Pues ahí llegó, 33 años después, el que entonces era un crío que ya jugaba con un cetme hecho a medida, a ponerse al frente de la unidad de destino en lo universal. Vale, no exagero, lo último no lo dijo, pero lo otro lo silabeó: “Quiero reafirmar, como rey, mi fe en la unidad de España”. Vino luego, cierto, el disimulo con lenguaje de la Sección de Coros y Danzas, mentando la rica variedad regional y hasta citando a Aresti, que menudo revolcón tuvo que llevarse en su tumba, él, que ni quería que pusieran su nombre a una calle.

Aplaudieron a rabiar todos menos dos a los que unos atizan por haber acudido y otros por el intolerable desprecio. Y al terminar, un desfile, claro.

La república del futuro

Con el recuerdo fresco de la modorra social que tanta culpa tiene en los hachazos que nos han dado, resulta estimulante ver las calles pobladas de banderas tricolores. Sí, por muy españolas que sean; ese sarampión ombliguero ya lo pasé. Más que el trapo en sí, además, lo que me parece digno de encomio es que miles de personas de todas las edades vuelvan a pisar el asfalto y provoquen un cierto tembleque —un cuarto de grado en la escala Richter, tampoco exageremos— a quienes estaban acostumbrados a pastorear la manada sin el menor contratiempo.

Aplaudido el afán de movilización y lo que supone, no puedo dejar de señalar, sin embargo, que no acabo de conectar con el enfoque de la mayoría de las reivindicaciones. O mucho me equivoco, o esa república que se reclama es una que, como escribí en el último aniversario, solo existe en una mitología quizá bienintencionada pero pésimamente documentada. Siento pinchar el globo, pero aunque la queramos tanto porque nuestros abuelos murieron por ella y porque los peores asesinos la destruyeron con saña, la segunda república no puede servirnos hoy de modelo, y menos, con tales dosis de cándida y desinformada idealización. Volteando el argumento, diría incluso que lo que nos vale de aquellos años tumultuosos son sus múltiples errores para empeñarnos en no repetirlos.

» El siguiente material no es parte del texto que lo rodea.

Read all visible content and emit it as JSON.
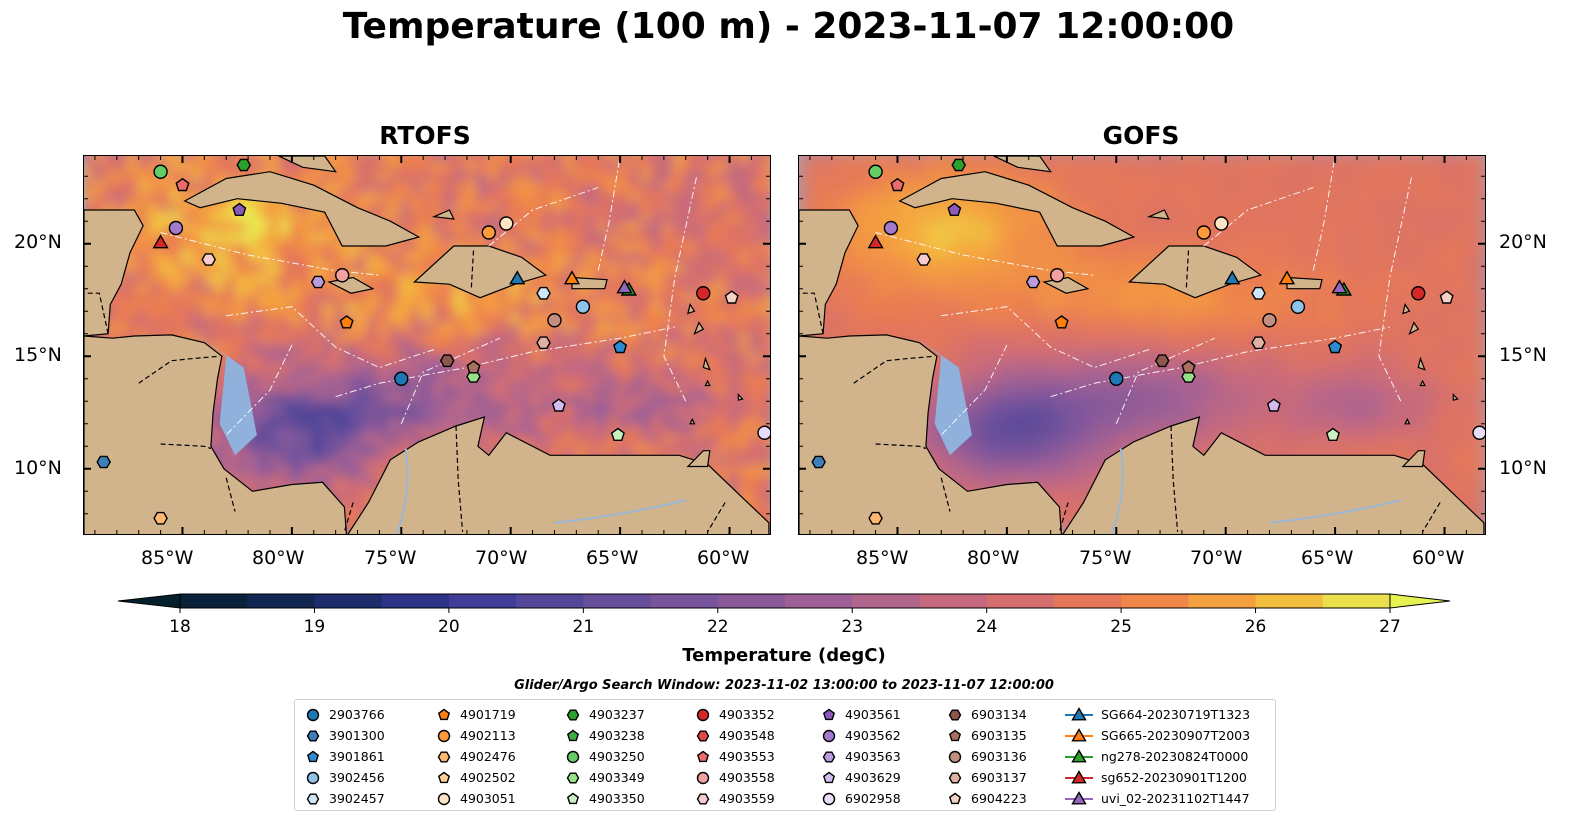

Lejos de estridencias o postureos, anoto que mi aspiración es la primera vasca, pero me apunto de buen grado y sin que se me caiga ningún anillo a pelear por la tercera española. Quisiera, eso sí, que, evitando caer en la amnesia, la que hagamos no sea la república del pasado sino la del futuro.

Digamos No

Paradojas interpretativas: la abstención presencial del PNV sobre la ley de sucesión express va a ser ampliamente entendida como un disimulado voto favorable a la continuidad borbónica, mientras que la inhibición ausente de Amaiur se glosará como un pedazo de rechazo del recopón y medio. Que me lluevan las collejas si procede, pero no veo diferencia esencial entre una y otra postura más allá de la presentación en el plato, acorde con la querencia mayor o menor hacia la barrila de cada formación. Leídos, escuchados y hasta comprendidos los argumentos de ambas para obrar así o asá, debo decir que no comparto ninguno de los planteamientos. Fíjense que quien esto escribe arrastra el baldón de la equidistancia militante y el refocile en las medias tintas, pero en la cuestión que se dilucida defiendo que solo caben dos pronunciamientos: sí o no. Y por descontado, me apunto a lo segundo, a un no rotundo gritado a pleno pulmón y hasta con un pelín de cara de mala hostia. Máxime, cuando el 90 por ciento cortesano del Congreso (que ya no representa ni de coña a la misma proporción de la sociedad) va a asegurar el éxito del trile.

Esta es una oportunidad para decirle tararí, no solo a la monarquía en general, sino a esta en particular, la del Borbón restaurado y su progenie. Si en 1978 cabía —echándole kilos de buena voluntad— aplicarle al Capeto el beneficio de la duda, hoy tenemos casi cuarenta años de hechos contantes y sonantes que demuestran que este linaje, da igual quién sea el titular y cuántas visitas nos haga, ha estado, está y estará al frente de los que no nos dejan decidir qué queremos ser.